I explained to her that I believe we need to be moving away from the tired, old model of teach-centered history instruction centered on data acquisition and rather toward a model that encourages kids to do something interesting and meaningful with the plethora of information available to them. I could see the light bulb over her head glowing brightly.
This morning, as I worked through the pages of The Global Achievement Gap by Tony Wagner, I came across this statement on page 111: The rigor that matters most for the twenty-first century is demonstrated mastery of the core competencies for work, citizenship, and life-long learning. Studying academic content is the means of developing competencies, instead of being the goal, as it has been traditionally.
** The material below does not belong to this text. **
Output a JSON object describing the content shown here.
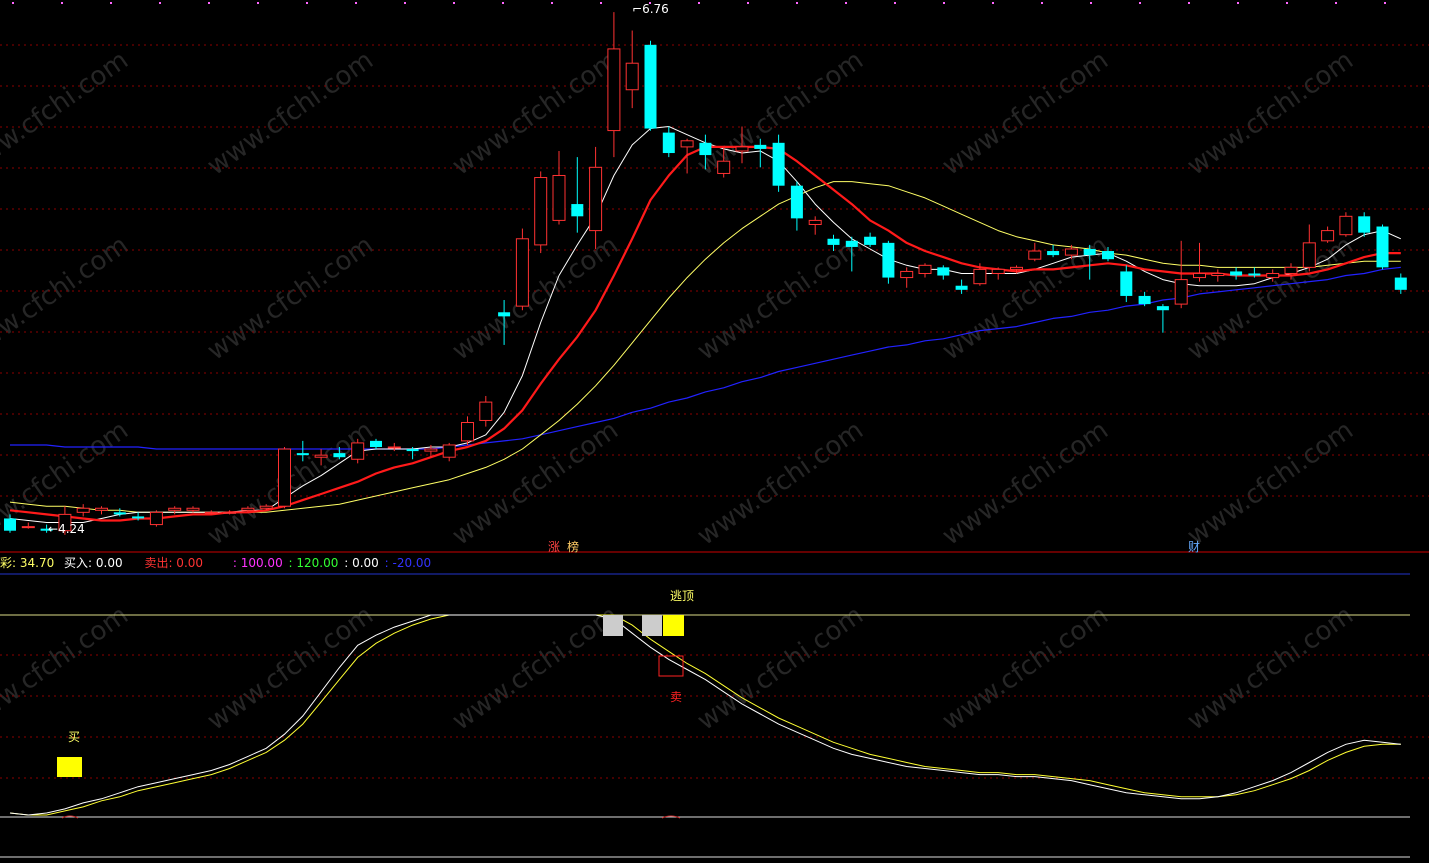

In today's world, it's no longer how much you know that matters; it's what you can do with what you know.
Of course, much of the content we teach is important for kids to know. However, the thinking skills we hopefully are teaching them in the process of teaching the content, in the long run, will be more important. Louisiana State university requires all incoming freshmen to have taken physics. Why? LSU does not place a premium on student understanding of the laws of thermodynamics but rather on the logic and problem-solving skills students need in order to successfully complete the course.
If we look carefully at what we're teaching in the classrooms through a different lens, perhaps we can find ways to emphasize skills and competencies by making some of our content the means to an end rather than the end.